Une nouvelle fois, un grand merci pour la clarté de vos propos et votre patience pour expliquer au novice les tours et détours du droit français. C’est effectivement complexe mais quel plaisir lorsqu’un spécialiste prend la peine de vous expliquer pas à pas et de se mettre à votre niveau …

Dans votre dernière réponse, vous écrivez, je vous cite, : « Pour la preuve des besoins, les juges du fond utiliseront leur pouvoir d'appréciation souverain.
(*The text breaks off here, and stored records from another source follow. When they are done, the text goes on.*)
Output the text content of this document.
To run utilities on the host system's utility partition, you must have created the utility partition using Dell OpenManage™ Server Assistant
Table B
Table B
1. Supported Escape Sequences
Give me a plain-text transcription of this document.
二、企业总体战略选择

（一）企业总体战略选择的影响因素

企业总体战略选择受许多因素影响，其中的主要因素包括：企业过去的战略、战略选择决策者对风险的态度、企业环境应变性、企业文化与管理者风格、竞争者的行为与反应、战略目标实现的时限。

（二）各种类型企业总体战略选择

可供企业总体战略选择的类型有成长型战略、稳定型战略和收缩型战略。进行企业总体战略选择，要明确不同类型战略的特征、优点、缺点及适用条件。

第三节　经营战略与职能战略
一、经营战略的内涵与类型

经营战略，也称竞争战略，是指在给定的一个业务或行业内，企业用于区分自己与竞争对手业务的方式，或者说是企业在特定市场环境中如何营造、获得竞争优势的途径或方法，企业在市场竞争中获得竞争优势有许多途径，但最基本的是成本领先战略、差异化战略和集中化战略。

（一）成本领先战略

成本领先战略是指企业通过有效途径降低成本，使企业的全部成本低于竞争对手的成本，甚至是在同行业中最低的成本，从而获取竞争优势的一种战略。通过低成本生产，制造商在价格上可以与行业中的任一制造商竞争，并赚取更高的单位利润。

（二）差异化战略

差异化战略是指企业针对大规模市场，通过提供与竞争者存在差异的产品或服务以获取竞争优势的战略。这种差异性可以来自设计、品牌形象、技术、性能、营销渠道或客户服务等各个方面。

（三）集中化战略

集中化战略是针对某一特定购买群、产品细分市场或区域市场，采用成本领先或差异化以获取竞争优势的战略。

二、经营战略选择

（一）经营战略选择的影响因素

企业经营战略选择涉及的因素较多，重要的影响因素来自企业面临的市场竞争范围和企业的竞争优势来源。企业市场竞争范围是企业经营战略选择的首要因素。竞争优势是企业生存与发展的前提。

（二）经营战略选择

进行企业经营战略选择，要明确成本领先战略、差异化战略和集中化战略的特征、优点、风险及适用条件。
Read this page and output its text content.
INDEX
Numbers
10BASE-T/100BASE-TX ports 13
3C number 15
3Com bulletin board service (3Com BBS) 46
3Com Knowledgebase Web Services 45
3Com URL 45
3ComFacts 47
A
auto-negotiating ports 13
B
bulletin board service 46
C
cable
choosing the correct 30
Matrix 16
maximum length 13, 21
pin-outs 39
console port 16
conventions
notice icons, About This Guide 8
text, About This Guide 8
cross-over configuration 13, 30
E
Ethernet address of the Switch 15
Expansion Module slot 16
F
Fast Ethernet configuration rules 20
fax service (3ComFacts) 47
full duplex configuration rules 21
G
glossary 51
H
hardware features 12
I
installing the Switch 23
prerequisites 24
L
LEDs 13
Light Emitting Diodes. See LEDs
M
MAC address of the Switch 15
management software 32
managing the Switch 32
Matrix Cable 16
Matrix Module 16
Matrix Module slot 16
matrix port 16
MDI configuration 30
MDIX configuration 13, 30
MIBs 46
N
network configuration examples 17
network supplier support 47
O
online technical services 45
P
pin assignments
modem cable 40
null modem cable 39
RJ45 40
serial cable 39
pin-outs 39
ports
Difficile de dire à l'avance ce qui pourra emporter leur conviction.. »

Est-ce que je dois sous-entendre par là que la partie demanderesse peut, à la limite, se contenter de demander une prestation de X… euros, sans justificatif aucun, un peu comme un enfant envoie sa lettre de cadeaux au père Noël ?
Le juge peut-il se contenter (« appréciation souveraine ») de cette demande brute et à l’emporte-pièce ? Je pensais qu’il avait quand même besoin d’un minimum d’arguments de la partie demanderesse pour se faire son opinion et ensuite apprécier souverainement …

Lorsque je dis « minimum d’arguments », j’entends par là : est-ce que le juge n’a pas besoin de savoir pourquoi ce montant plutôt qu’un autre et quelle méthode de calcul ou d’évaluation a été utilisée ?

Excusez-moi d’insister sur ce détail mais j’entends tellement parler de demandes de prestations sans que jamais on ne se pose la question du pourquoi et du comment de l’évaluation ….

Par ailleurs, lorsque vous écrivez, je vous cite, « comment évaluer financièrement 20 ans de vie commune ? », je ne parviens pas à voir pourquoi faire référence à ces 20 années de vie commune dans l’évaluation du montant d’une prestation puisque, si j’ai bien compris les art 270 et 271, le but de la prestation n’est pas de réparer une faute ou un passif mais seulement de compenser une disparité économique existant au jour J du jugement….

Encore une fois, merci beaucoup de votre patience et de votre amabilité dans vos réponses. Je vais m’absenter quelques jours et ne pourrais donc vous solliciter de suite mais, si vous n’y voyez pas d’inconvénient, je posterai de nouveaux messages sur cette question dès mon retour.

D’ici là, et avec toute ma reconnaissance et ma gratitude, permettez-moi de vous souhaiter une très bonne nouvelle année.